可以看到session释放了当前的streamEngine对象,并且清空了pipe中没有处理完的消息,在timeout_error和connection_error的错误下就执行reconnect()方法,进行重新连接:

1
2
3
4
5
6
7
8
9
10
11
12
13
14
15
16
17
18
19
20
21
22
23
24
25
26
27
28
29
void zmq::session_base_t::reconnect ()
{
// For delayed connect situations, terminate the pipe
// and reestablish later on
if (pipe && options.immediate == 1
&& addr->protocol != "pgm" && addr->protocol != "epgm"

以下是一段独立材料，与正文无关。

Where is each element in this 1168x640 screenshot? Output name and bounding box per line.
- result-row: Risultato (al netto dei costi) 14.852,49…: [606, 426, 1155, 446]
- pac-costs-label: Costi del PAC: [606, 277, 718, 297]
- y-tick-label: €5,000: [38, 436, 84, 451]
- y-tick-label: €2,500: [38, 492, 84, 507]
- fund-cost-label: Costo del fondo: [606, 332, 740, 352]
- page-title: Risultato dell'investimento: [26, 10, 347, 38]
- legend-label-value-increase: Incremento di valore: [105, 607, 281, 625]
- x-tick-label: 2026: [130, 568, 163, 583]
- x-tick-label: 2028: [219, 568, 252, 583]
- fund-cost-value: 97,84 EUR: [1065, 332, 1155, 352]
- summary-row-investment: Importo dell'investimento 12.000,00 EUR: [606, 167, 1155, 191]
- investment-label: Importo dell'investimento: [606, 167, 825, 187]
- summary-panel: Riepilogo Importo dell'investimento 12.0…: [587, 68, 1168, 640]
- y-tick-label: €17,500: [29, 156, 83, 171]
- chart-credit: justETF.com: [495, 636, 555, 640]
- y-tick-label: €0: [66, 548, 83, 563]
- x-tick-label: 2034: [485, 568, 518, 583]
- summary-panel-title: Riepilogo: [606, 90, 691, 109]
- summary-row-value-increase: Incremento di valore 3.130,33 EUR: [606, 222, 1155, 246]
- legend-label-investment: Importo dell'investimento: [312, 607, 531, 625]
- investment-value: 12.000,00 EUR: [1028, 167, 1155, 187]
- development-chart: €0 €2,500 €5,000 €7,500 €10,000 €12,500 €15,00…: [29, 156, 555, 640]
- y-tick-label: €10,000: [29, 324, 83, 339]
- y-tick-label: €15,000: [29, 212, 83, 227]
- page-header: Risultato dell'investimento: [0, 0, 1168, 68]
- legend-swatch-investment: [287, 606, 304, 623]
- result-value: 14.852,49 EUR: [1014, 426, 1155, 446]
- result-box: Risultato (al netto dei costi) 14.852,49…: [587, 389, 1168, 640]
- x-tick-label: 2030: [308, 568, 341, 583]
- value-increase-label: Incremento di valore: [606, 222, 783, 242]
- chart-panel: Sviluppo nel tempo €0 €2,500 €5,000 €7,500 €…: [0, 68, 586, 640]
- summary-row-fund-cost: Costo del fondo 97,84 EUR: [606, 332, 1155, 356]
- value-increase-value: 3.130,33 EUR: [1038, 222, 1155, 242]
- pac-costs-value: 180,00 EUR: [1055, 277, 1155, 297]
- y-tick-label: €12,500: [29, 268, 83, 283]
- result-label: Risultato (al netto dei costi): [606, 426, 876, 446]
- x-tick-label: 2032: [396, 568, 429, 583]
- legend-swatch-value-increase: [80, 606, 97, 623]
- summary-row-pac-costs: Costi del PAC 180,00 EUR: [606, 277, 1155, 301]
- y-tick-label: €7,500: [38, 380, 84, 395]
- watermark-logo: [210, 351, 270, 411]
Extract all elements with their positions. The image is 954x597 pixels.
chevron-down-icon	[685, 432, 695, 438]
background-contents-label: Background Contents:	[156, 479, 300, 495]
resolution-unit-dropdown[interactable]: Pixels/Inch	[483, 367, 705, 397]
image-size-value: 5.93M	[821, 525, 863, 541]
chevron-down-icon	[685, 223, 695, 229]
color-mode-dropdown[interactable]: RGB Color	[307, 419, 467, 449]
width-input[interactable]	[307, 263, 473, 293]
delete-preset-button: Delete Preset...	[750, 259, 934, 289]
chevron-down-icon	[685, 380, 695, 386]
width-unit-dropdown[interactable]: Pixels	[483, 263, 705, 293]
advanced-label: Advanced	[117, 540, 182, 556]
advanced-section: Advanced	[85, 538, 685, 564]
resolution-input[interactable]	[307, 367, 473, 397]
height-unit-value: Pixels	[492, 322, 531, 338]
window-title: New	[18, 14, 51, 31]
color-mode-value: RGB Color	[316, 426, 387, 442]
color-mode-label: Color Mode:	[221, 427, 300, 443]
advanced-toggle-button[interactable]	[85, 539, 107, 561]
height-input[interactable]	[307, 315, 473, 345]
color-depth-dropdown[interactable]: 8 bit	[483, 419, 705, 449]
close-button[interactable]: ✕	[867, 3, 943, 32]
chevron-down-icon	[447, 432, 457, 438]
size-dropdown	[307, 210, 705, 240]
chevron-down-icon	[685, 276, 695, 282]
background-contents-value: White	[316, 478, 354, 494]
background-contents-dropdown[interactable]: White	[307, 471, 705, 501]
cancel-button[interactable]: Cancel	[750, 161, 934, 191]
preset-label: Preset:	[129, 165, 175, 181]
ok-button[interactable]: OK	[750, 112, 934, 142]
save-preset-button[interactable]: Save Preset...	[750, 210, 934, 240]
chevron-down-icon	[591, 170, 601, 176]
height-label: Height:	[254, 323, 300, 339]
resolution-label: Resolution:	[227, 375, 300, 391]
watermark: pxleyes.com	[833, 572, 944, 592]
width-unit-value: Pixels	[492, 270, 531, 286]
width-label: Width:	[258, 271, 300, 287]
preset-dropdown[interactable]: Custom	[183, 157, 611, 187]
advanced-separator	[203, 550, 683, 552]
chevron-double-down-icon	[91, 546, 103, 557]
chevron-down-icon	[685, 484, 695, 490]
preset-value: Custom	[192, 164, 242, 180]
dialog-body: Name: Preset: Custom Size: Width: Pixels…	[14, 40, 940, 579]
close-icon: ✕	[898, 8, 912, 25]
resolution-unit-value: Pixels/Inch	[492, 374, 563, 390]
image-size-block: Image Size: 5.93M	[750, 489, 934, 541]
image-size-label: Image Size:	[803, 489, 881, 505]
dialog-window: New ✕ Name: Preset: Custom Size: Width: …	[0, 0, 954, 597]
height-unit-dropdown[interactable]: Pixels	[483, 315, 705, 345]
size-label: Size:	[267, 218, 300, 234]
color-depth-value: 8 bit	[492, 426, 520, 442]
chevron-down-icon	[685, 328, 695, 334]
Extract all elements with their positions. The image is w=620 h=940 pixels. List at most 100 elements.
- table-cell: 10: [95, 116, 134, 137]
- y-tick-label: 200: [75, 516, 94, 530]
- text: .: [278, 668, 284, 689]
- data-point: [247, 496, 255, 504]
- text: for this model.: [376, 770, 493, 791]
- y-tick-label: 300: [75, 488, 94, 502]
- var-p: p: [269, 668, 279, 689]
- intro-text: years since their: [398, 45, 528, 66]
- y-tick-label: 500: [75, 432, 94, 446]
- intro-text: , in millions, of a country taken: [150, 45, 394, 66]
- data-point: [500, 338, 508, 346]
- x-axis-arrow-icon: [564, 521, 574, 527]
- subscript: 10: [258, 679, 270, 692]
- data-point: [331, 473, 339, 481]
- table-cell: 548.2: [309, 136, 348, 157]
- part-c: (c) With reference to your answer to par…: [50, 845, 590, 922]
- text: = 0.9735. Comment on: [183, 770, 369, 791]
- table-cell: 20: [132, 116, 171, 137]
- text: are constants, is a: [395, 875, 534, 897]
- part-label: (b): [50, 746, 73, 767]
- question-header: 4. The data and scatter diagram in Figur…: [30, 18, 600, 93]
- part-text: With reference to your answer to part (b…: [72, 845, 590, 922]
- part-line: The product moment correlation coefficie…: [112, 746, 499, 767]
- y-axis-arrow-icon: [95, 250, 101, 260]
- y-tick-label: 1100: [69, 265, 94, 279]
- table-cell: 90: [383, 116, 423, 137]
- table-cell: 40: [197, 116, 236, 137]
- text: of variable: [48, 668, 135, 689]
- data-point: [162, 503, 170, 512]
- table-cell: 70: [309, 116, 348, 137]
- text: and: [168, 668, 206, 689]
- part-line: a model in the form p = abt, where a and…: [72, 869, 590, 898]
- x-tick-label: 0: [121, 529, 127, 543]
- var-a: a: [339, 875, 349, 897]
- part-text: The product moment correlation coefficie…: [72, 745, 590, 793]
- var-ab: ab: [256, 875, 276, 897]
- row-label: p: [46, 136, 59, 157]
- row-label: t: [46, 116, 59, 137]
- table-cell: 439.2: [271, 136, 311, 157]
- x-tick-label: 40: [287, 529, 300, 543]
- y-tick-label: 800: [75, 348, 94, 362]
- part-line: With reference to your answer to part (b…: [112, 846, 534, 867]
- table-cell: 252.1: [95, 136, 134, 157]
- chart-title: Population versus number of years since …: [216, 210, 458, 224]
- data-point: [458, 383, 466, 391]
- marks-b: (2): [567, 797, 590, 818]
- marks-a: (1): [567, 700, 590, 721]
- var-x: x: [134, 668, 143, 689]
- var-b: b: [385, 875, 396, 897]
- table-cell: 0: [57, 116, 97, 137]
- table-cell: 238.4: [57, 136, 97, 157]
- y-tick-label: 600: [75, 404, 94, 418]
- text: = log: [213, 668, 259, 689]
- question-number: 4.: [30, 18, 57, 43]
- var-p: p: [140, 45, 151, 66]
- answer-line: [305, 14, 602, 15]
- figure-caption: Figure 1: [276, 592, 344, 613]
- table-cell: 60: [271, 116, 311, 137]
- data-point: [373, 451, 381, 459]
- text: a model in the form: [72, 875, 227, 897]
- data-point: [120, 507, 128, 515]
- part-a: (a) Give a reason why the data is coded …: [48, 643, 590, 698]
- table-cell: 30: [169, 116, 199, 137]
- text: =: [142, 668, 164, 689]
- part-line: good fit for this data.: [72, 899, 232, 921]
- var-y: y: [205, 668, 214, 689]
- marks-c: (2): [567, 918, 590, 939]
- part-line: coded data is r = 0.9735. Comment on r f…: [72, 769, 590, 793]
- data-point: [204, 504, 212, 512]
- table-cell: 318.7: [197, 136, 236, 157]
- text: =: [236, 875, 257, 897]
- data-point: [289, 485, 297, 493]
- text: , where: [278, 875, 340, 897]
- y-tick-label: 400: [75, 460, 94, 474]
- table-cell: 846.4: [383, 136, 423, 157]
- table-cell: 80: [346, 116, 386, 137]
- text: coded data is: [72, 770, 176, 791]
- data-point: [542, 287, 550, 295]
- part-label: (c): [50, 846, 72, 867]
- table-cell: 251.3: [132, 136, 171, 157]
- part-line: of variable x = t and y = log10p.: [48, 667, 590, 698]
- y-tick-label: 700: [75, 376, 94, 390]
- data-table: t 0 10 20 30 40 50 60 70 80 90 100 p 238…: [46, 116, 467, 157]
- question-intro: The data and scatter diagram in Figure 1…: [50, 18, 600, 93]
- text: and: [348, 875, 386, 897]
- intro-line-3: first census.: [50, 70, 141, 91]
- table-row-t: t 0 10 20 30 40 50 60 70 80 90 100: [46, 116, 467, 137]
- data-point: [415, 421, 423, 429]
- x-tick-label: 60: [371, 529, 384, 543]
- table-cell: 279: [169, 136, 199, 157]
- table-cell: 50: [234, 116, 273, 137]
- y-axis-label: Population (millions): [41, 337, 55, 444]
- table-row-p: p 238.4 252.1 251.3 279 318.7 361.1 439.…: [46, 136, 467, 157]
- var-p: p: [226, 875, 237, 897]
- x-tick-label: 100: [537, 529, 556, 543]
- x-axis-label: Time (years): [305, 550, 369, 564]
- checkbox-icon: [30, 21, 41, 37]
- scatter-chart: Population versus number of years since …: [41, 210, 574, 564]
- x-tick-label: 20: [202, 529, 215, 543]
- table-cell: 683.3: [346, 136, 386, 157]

&& addr->protocol != "norm" && addr->protocol != "udp") {
pipe->hiccup ();
pipe->terminate (false);
terminating_pipes.insert (pipe);
pipe = NULL;
if (has_linger_timer) {
cancel_timer (linger_timer_id);
has_linger_timer = false;
}
}
reset ();
// Reconnect.
if (options.reconnect_ivl != -1)
start_connecting (true);
// For subscriber sockets we hiccup the inbound pipe, which will cause
// the socket object to resend all the subscriptions.
if (pipe && (options.type == ZMQ_SUB || options.type == ZMQ_XSUB || options.type == ZMQ_DISH))
pipe->hiccup ();
}

这里最核心的一句就是start_connecting(true)了,也就是我们最开始在讲连接建立的过程分析中的一个方法,不过这里传入的是true,所以这里是延迟进行连接的,后面流程跟上面一样,就不再讲了。